Lorena Phemister (1920-2005)
The Seamstress or Dressmaker's Shop
c. 1945
Oil on Masonite board, 30 x 20 inches. Signed lower right: "LORENA/ PHEMISTER"
Exhibitions:
"Indefatigable Spirit: The American Work Ethic," Vose Galleries, LLC, Boston, MA, January 12 - March 2, 2019; "Bringing to Light: American Women Artists (1890-1940)," Vose Galleries, LLC, Boston, MA, November 2, 2019 - January 25, 2020.
References:
Lorena Phemister Materials, c. 1925-2005, Manuscript and Visual Collections Department, William Henry Smith Memorial Library, Indiana Historical Society, Indianapolis, IN.; The Indianapolis Star, November 22, 2004, p. 15; IndyStar obituary (online) at https://www.legacy.com/obituaries/indystar/obituary.aspx?n=lorena-e-phemister&pid=144492836.
Provenance:
Collection of the artist until 2004; Christy's of Indiana, Inc., Indianapolis, IN (in partnership with Ripley's Auctions), November 4, 2004, lot 12; Joyce Kirschner Fine Arts, NY, NY; acquired from the foregoing, May, 2017; deaccessioned, December, 2022, to CW American Modernism, Los Angeles, CA.
Notes:
Inscribed on reverse: PHEMISTER/ #7/ "DRESSMAKER'S SHOP". Replacement 3 1/4-inch gold leaf frame with antiqued finish bearing Heydenryk label.

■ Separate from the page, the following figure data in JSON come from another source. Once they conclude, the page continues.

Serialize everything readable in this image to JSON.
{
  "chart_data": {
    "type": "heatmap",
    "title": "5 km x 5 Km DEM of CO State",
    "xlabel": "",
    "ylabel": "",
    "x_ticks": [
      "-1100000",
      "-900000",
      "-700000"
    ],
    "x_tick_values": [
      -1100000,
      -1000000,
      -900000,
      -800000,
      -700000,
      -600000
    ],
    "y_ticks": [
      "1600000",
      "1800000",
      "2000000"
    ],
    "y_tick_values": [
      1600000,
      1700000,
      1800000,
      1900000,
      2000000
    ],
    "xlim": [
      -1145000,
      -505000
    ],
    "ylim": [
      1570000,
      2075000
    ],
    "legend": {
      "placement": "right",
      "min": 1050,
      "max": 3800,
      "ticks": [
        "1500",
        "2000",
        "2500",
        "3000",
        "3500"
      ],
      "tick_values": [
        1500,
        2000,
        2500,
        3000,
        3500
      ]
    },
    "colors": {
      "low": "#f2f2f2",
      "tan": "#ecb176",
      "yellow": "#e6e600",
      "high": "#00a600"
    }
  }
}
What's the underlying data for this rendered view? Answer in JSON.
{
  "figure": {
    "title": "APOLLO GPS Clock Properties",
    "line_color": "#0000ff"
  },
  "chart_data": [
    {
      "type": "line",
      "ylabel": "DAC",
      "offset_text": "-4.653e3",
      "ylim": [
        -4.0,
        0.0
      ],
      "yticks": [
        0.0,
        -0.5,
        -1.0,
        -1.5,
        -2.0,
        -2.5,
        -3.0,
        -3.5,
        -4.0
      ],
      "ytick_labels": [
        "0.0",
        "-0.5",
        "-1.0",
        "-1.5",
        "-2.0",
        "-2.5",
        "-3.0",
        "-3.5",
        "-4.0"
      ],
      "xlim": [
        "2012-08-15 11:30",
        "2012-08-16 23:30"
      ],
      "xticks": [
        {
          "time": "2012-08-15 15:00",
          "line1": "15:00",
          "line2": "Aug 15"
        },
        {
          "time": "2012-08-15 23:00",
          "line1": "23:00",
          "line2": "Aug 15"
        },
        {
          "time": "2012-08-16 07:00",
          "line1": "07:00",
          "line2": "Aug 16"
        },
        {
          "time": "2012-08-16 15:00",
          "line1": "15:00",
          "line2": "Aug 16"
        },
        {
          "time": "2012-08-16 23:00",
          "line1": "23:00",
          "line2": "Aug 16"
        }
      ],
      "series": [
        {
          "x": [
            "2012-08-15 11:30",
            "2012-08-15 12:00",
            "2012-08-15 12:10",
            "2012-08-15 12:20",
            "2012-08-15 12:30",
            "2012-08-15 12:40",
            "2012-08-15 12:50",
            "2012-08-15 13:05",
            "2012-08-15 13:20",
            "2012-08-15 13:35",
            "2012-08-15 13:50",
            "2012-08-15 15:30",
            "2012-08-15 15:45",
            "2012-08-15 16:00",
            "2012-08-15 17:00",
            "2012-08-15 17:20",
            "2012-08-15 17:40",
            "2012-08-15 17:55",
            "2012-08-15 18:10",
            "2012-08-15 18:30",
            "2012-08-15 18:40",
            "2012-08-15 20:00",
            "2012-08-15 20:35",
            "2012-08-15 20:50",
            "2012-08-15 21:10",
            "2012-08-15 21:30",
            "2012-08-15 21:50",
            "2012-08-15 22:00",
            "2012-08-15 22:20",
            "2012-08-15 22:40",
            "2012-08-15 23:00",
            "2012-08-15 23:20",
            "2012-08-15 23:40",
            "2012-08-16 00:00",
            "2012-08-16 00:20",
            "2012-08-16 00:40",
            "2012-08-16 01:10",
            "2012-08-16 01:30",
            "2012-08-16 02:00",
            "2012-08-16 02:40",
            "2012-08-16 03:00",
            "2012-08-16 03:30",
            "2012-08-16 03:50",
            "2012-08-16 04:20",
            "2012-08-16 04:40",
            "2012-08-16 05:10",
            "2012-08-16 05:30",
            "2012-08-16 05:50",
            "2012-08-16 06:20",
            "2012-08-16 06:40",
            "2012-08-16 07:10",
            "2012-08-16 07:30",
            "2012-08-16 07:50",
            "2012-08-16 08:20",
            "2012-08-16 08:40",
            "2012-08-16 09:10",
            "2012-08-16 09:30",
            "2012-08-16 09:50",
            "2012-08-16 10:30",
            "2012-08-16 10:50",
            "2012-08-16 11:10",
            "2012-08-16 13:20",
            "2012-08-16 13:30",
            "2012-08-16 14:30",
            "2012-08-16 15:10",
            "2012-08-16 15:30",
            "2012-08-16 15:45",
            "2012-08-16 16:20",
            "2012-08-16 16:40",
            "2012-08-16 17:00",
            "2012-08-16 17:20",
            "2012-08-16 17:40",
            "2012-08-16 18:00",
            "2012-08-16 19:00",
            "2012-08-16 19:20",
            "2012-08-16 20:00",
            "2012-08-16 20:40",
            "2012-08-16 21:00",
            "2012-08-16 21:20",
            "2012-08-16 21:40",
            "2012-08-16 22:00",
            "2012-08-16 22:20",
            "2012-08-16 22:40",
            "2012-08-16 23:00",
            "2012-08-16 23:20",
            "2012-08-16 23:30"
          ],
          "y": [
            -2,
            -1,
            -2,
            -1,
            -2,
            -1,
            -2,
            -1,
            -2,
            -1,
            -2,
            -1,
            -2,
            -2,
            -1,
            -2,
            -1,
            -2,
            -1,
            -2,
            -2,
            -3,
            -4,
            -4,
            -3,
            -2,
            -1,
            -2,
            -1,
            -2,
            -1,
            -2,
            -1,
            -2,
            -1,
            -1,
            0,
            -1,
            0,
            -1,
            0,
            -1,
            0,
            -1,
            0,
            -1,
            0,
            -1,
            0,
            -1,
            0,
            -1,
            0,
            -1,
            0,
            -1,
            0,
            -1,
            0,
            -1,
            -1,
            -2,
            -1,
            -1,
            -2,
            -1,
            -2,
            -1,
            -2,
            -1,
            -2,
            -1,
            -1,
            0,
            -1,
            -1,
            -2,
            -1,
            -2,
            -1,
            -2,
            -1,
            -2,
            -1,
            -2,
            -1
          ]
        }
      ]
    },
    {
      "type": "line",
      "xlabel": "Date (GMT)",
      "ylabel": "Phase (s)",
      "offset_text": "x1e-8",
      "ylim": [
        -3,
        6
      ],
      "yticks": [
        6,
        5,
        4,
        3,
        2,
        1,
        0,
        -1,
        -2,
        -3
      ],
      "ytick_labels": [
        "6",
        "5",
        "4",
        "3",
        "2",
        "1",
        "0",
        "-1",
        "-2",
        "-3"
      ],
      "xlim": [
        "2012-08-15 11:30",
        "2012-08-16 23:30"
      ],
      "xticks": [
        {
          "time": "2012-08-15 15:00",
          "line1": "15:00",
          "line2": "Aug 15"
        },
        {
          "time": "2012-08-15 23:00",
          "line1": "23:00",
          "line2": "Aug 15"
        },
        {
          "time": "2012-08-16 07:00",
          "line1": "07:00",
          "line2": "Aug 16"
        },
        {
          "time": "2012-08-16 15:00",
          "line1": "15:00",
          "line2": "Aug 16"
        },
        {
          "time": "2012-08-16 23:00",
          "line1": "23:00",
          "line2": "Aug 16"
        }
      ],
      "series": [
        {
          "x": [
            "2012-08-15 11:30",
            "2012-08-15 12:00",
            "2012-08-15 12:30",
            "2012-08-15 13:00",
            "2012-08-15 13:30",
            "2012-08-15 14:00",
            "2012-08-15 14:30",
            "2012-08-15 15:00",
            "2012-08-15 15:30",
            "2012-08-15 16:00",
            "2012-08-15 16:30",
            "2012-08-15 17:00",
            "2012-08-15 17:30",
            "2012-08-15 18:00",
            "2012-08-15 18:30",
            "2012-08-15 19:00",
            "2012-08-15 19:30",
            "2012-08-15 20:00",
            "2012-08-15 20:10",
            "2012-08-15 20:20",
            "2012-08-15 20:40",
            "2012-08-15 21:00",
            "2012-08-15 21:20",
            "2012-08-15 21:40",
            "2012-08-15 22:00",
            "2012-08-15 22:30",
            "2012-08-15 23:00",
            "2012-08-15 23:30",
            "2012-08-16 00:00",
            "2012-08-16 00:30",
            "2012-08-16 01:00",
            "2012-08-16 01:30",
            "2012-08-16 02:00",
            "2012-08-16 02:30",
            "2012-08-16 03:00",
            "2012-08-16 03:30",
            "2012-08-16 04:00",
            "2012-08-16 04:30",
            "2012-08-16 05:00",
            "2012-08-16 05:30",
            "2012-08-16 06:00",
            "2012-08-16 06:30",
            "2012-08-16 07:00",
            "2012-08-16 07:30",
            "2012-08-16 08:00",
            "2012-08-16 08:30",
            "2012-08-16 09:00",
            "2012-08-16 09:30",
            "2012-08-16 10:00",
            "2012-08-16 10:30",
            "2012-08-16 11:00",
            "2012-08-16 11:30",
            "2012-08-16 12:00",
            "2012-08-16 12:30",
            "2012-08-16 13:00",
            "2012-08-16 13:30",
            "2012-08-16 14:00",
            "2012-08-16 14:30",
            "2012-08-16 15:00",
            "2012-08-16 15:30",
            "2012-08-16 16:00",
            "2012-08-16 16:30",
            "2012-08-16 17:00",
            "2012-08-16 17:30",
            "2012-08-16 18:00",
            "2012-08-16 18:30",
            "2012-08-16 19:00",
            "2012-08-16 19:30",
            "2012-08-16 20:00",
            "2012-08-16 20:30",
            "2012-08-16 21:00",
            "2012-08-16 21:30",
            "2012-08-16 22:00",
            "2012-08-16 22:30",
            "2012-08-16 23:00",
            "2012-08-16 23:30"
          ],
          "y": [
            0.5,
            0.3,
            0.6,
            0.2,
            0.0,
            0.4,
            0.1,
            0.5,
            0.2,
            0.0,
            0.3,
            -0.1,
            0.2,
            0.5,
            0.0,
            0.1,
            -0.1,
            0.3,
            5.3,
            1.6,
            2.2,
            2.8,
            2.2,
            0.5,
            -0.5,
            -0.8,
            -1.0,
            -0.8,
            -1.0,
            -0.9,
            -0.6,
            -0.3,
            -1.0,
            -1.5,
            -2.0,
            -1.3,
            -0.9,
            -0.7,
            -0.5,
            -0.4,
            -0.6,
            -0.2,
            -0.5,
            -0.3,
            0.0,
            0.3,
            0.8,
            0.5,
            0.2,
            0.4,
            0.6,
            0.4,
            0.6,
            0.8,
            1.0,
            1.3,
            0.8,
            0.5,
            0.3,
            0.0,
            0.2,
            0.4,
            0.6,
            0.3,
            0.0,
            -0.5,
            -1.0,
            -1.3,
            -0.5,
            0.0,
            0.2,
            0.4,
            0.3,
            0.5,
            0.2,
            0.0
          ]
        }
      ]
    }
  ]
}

Indiana native Lorena E. Phemister pursued her art studies at the John Herron Art Institute in Indianapolis from 1938 to 1943, receiving several scholarships and earning a BFA. Two years later, she received an MFA at the University of Iowa. An acclaimed instructor, she taught art at St. Francis College (1946-47), Mishawaka High School (1948-50) and her alma mater, Arsenal Technical High School in Indianapolis, from 1951 until her retirement in 1984. Plying an artistic vocabulary ranging from Regionalism to Modernism, she exhibited in state and regional exhibitions including the Hoosier Salon and Indiana State Fair. Her work was little known until 2004, when her accumulated artwork (including The Seamstress) brought more than $25,000 at a local Indianapolis auction.
The Seamstress is a well-crafted composition featuring three young women arranged in classical pyramidal fashion surrounded by engaging still-life elements in both foreground and background. At first glance, it is a commonplace rendition of a young woman receiving a fitting in a dressmaker’s shop as her friend looks on. At another level, however, the painting exposes the contrast between fashionable white women of leisure and the African-American seamstress whose crouching position is reflective of her subordinate standing in the social milieu of mid-century America.